Andie referenced Tom Wessel’s “Reading the Forested
Landscape”.

  

As
we moved further down the trail, we saw large numbers of Elephant’s Foot
(Elephantopus tomentosus)
, also known as Devil’s Grandmother, a pretty
little purple Aster.  Nearby Angie noticed a Crane Fly Orchid
(Tipularia discolor)
near the base of a large oak tree. It has been a good
year for Crane Fly Orchids at the Bot Gardens.   As we worked our way
back out into one of the clearings, we observed the White or Virginia
Crownbeard (Verbesina virginica).blooming.  This is one of the two
species of Wingstems that are found along the trails.  Nearby was a stand
of what looks like Blunt Leaf Senna or Coffee Weed (Senna obtusifolia),
a common, introduced weed and usually found in abundance in tilled gardens in
the southeast.  At this point the Ramble turned right up the access road
at the Blue Trail gate, where we quickly found some bright yellow green
boletes, maybe Ornate Stalked Bolete (Boletus ornatipes).  A little
further down the road we saw a small cluster of Cinnabar-Red Chantrelles
(Cantharelles cinnabarinus)
, another of the edible chantrelles.  Right
before the turn on to the Green Trail the tiny but beautiful Flowering Spurge (Euphorbia
corollata
) was noticed and pointed out.  It was seen at several other
locations further  along the trail.  After turning on to the Green
Trail the very striking Elegant Stinkhorn mushroom (Mutinus elegans) was
seen emerging from the leaf litter.  It is bright orange, with a white
skirt and tapers to a hollow point.  And it does stink.  The last
find of the day was a lone Rattlesnake Fern (Botrypus virginianus) then
most folks headed up to Dondero’s for the after-Ramble refreshments and
conversation.  Thanks Andie for very ably stepping in and leading a great
walk.

Here
is the link to Don’s Facebook page with his great photos of some of the things
observed today: Don’s
Facebook photos.

Summary
of observed species:

St. Andrew’s Cross (Hypericum hypericoides)

Yam-Leafed Virgin’s
Bower (Clematis terniflora)

Chantrelle (Cantharellus cibarius)

Beech Blight Aphid (Grylloprociphilus imbricator)

Elephant’s Foot AKA
Devil’s Grandmother (Elephantopus tomentosus)
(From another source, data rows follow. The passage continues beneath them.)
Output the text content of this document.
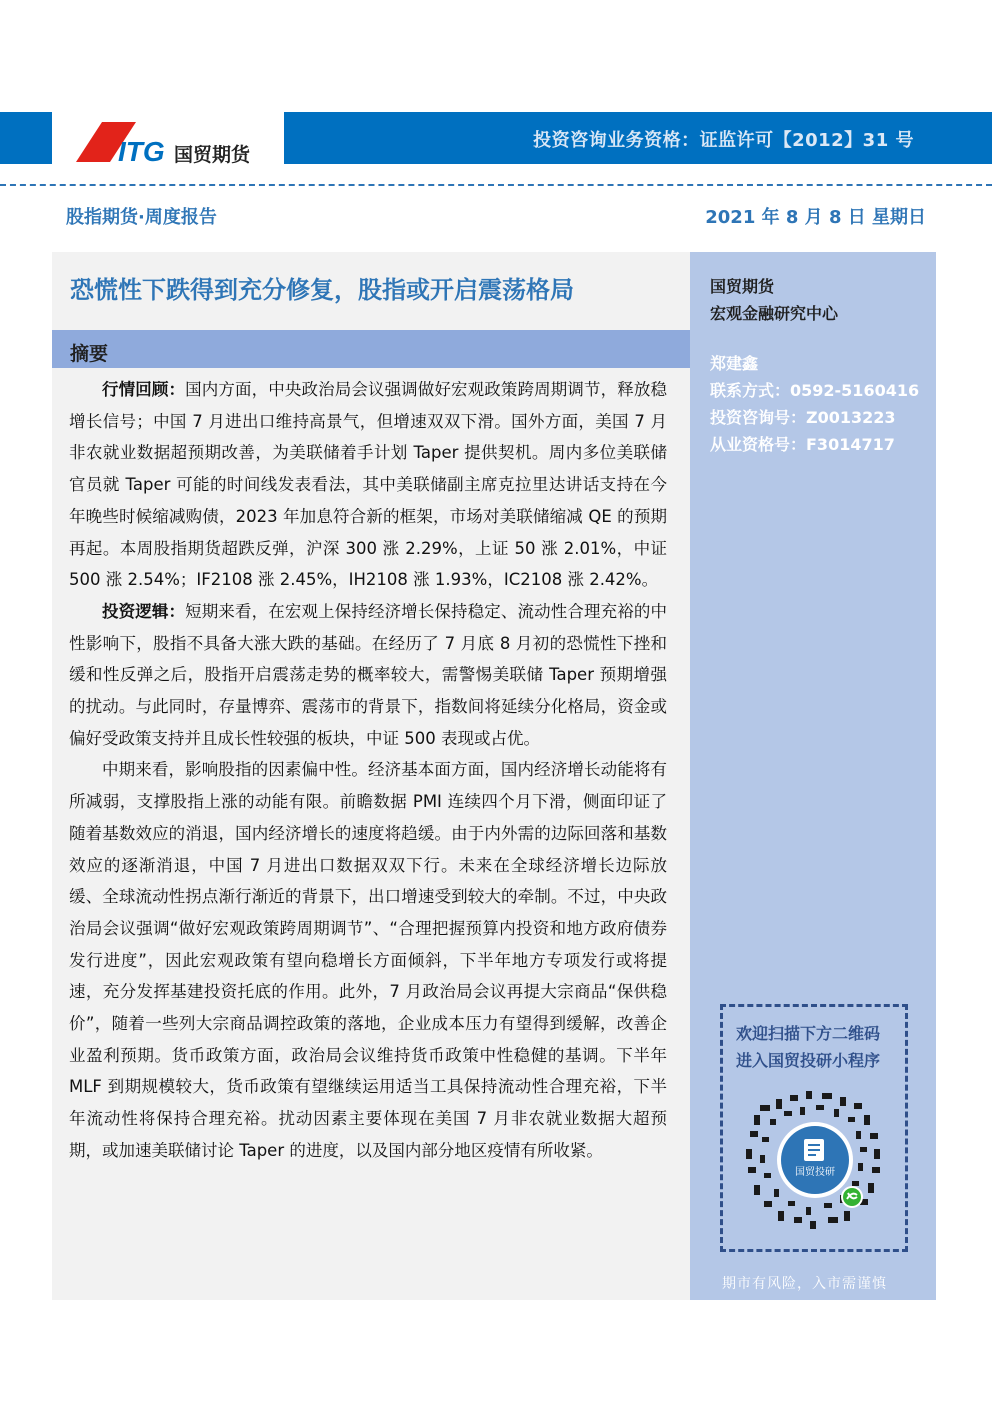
ITG 国贸期货
投资咨询业务资格：证监许可【2012】31 号
股指期货·周度报告	2021 年 8 月 8 日 星期日
恐慌性下跌得到充分修复，股指或开启震荡格局
摘要

行情回顾：国内方面，中央政治局会议强调做好宏观政策跨周期调节，释放稳增长信号；中国 7 月进出口维持高景气，但增速双双下滑。国外方面，美国 7 月非农就业数据超预期改善，为美联储着手计划 Taper 提供契机。周内多位美联储官员就 Taper 可能的时间线发表看法，其中美联储副主席克拉里达讲话支持在今年晚些时候缩减购债，2023 年加息符合新的框架，市场对美联储缩减 QE 的预期再起。本周股指期货超跌反弹，沪深 300 涨 2.29%，上证 50 涨 2.01%，中证 500 涨 2.54%；IF2108 涨 2.45%，IH2108 涨 1.93%，IC2108 涨 2.42%。

投资逻辑：短期来看，在宏观上保持经济增长保持稳定、流动性合理充裕的中性影响下，股指不具备大涨大跌的基础。在经历了 7 月底 8 月初的恐慌性下挫和缓和性反弹之后，股指开启震荡走势的概率较大，需警惕美联储 Taper 预期增强的扰动。与此同时，存量博弈、震荡市的背景下，指数间将延续分化格局，资金或偏好受政策支持并且成长性较强的板块，中证 500 表现或占优。

中期来看，影响股指的因素偏中性。经济基本面方面，国内经济增长动能将有所减弱，支撑股指上涨的动能有限。前瞻数据 PMI 连续四个月下滑，侧面印证了随着基数效应的消退，国内经济增长的速度将趋缓。由于内外需的边际回落和基数效应的逐渐消退，中国 7 月进出口数据双双下行。未来在全球经济增长边际放缓、全球流动性拐点渐行渐近的背景下，出口增速受到较大的牵制。不过，中央政治局会议强调“做好宏观政策跨周期调节”、“合理把握预算内投资和地方政府债券发行进度”，因此宏观政策有望向稳增长方面倾斜，下半年地方专项发行或将提速，充分发挥基建投资托底的作用。此外，7 月政治局会议再提大宗商品“保供稳价”，随着一些列大宗商品调控政策的落地，企业成本压力有望得到缓解，改善企业盈利预期。货币政策方面，政治局会议维持货币政策中性稳健的基调。下半年 MLF 到期规模较大，货币政策有望继续运用适当工具保持流动性合理充裕，下半年流动性将保持合理充裕。扰动因素主要体现在美国 7 月非农就业数据大超预期，或加速美联储讨论 Taper 的进度，以及国内部分地区疫情有所收紧。

国贸期货
宏观金融研究中心
郑建鑫
联系方式：0592-5160416
投资咨询号：Z0013223
从业资格号：F3014717
欢迎扫描下方二维码
进入国贸投研小程序
国贸投研
期市有风险，入市需谨慎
Crane Fly Orchid (Tipularia discolor)

White or Virginia
Crownbeard (Verbesina virginica)

Blunt Leaf Senna AKA
Coffee Weed (Senna obtusifolia)

Ornate Stalked Bolete
(Boletus ornatipes)

Cinnabar-Red
Chantrelle (Cantharelles cinnabarinus)

Flowering Spurge (Euphorbia corollata)

Elegant Stinkhorn
mushroom (Mutinus elegans)

Rattlesnake Fern (Botrypus virginianus)

Don
Hunter

August 22 2013 Ramble Report

Today we
first heard a reading by Carol from Forgotten Grasslands of the South,
p. 5 by
Reed Noss on the importance of knowing our
environment.

Beyond its importance for conservation, natural
history provides a way for people to feel at home.  Nothing alarms me more than someone who has
no clue about what watershed she lives in and cannot name even five or ten
species of plants and animals in her neighborhood.  Such lack of awareness signals a pathological
disconnection from nature.  We need to
know our nonhuman neighbors and come to see them as friends.  Learning about the geologic history, flora,
and fauna of the place we live in helps us feel that we belong here, regardless
of our socioeconomic status, race, ethnicity, or whether or not we were born
and raised in this place.  Natural
history is democratic–anyone can practice it–and it opens up limitless
opportunities for joyful experiences. 
These experiences then circle back to conservation.  We become more eager to save plants, animals,
and places when they are familiar rather than strangers.